［ZKP］The Chaum-Pedersen Protocol

The Chaum-Pedersen Protocol

Introduction

The Chaum-Pedersen protocol allows a prover to convince a skeptical verifier that a given triple is
a DH-triple, without revealing anything else to the verifier.

Let $\mathbb{G}$ be a cyclic group of prime order $q$ generated by $g\in \mathbb{G}$. For $\alpha ,\beta ,\gamma \in {\mathbb{Z}}_q$, we say that $(g^{\alpha },g^{\beta },g^{\gamma })$ is a DH-triple if $\alpha \beta =\gamma$. Equivalently,$(u,v,w)$ is a DH-triple if and only if there exists $\beta \in {\mathbb{Z}}_q$ such that $v=g^{\beta }$ and $w=u^{\beta }$

Explain: Why the two definitions are equivalent?

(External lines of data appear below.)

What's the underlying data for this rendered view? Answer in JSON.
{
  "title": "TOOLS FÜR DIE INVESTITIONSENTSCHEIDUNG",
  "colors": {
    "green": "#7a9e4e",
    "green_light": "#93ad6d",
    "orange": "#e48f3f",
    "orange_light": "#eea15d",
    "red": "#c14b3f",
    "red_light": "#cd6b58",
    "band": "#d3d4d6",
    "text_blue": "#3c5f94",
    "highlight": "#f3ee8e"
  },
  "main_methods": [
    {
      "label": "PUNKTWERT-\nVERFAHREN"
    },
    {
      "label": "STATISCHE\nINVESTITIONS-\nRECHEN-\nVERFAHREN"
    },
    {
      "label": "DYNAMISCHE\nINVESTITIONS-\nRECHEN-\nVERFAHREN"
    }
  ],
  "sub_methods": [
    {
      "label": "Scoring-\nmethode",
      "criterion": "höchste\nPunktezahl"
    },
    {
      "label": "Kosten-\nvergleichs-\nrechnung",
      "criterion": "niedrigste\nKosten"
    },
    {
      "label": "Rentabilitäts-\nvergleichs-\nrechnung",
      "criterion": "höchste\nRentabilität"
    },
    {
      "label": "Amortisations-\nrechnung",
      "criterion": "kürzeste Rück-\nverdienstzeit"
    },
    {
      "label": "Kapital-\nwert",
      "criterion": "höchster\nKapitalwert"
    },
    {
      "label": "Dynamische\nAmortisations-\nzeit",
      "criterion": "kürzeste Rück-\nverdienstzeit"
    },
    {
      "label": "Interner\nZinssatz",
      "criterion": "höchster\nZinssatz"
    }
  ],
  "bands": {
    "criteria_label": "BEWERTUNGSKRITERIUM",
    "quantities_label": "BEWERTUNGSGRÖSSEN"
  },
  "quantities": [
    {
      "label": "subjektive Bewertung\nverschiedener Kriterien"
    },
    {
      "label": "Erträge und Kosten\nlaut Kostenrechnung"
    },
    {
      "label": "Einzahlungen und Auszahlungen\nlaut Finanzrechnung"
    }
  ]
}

1. For the first definition, $e(g^{\alpha },g^{\beta })=e(g^{\gamma },g)$.
2. For the second definition, we set $u=g^{\alpha }$. Left side $=e(u,g^{\beta })=e(g^{\alpha },g^{\beta })$. Right side $=e(u^{\beta },g)=e(g^{\alpha \beta },g)=e(g^{\gamma },g)$. Left side $=$ Right side.

Protocol Details

• Prover: $(\beta ,(u,v,w))$
• Verifier: $(u,v,w)$
• The prover computes ${\beta }_t\leftarrow {\mathbb{Z}}_q$, $v_t\leftarrow g^{{\beta }_t}$, $w_t\leftarrow u^{{\beta }_t}$ and sends the commitment $v_t$ and $w_t$ to the verifier.
• The verifier computes a random $c$ and sends the challenge $c$ to the prover.
• The prover computes ${\beta }_z\leftarrow {\beta }_t+\beta c$ sends the response ${\beta }_z$ to the verifier.
• The verifier checks if $g^{{\beta }_z}=v_t\cdot v^c$ and $u^{{\beta }_z}=w_t\cdot w^c$. if so, the verifier outputs “accept”; otherwise, the verifier outputs “reject”.

Why is it correct?

Explanation: The correctness of the Chaum-Pedersen Protocol is established through two key checks. Firstly, the verification “$g^{{\beta }_z}=v_t\cdot v^c$” ensures that the correlation between $v$ and $\beta$ mirrors that of $v^t$ and ${\beta }^t$. Similarly, the second verification “$u^{{\beta }_z}=w_t\cdot w^c$” confirms that the relationship between $w$ and $\beta$ aligns with that of $w^t$ and ${\beta }^t$. Since the prover is assumed to be honest, the veracity of $v_t\leftarrow g^{{\beta }_t}$ and $w_t\leftarrow u^{{\beta }_t}$ holds. Consequently, the relationships among $(u,v,w)$ are analogous, implying that $(u,v,w)$ forms a DH-triple.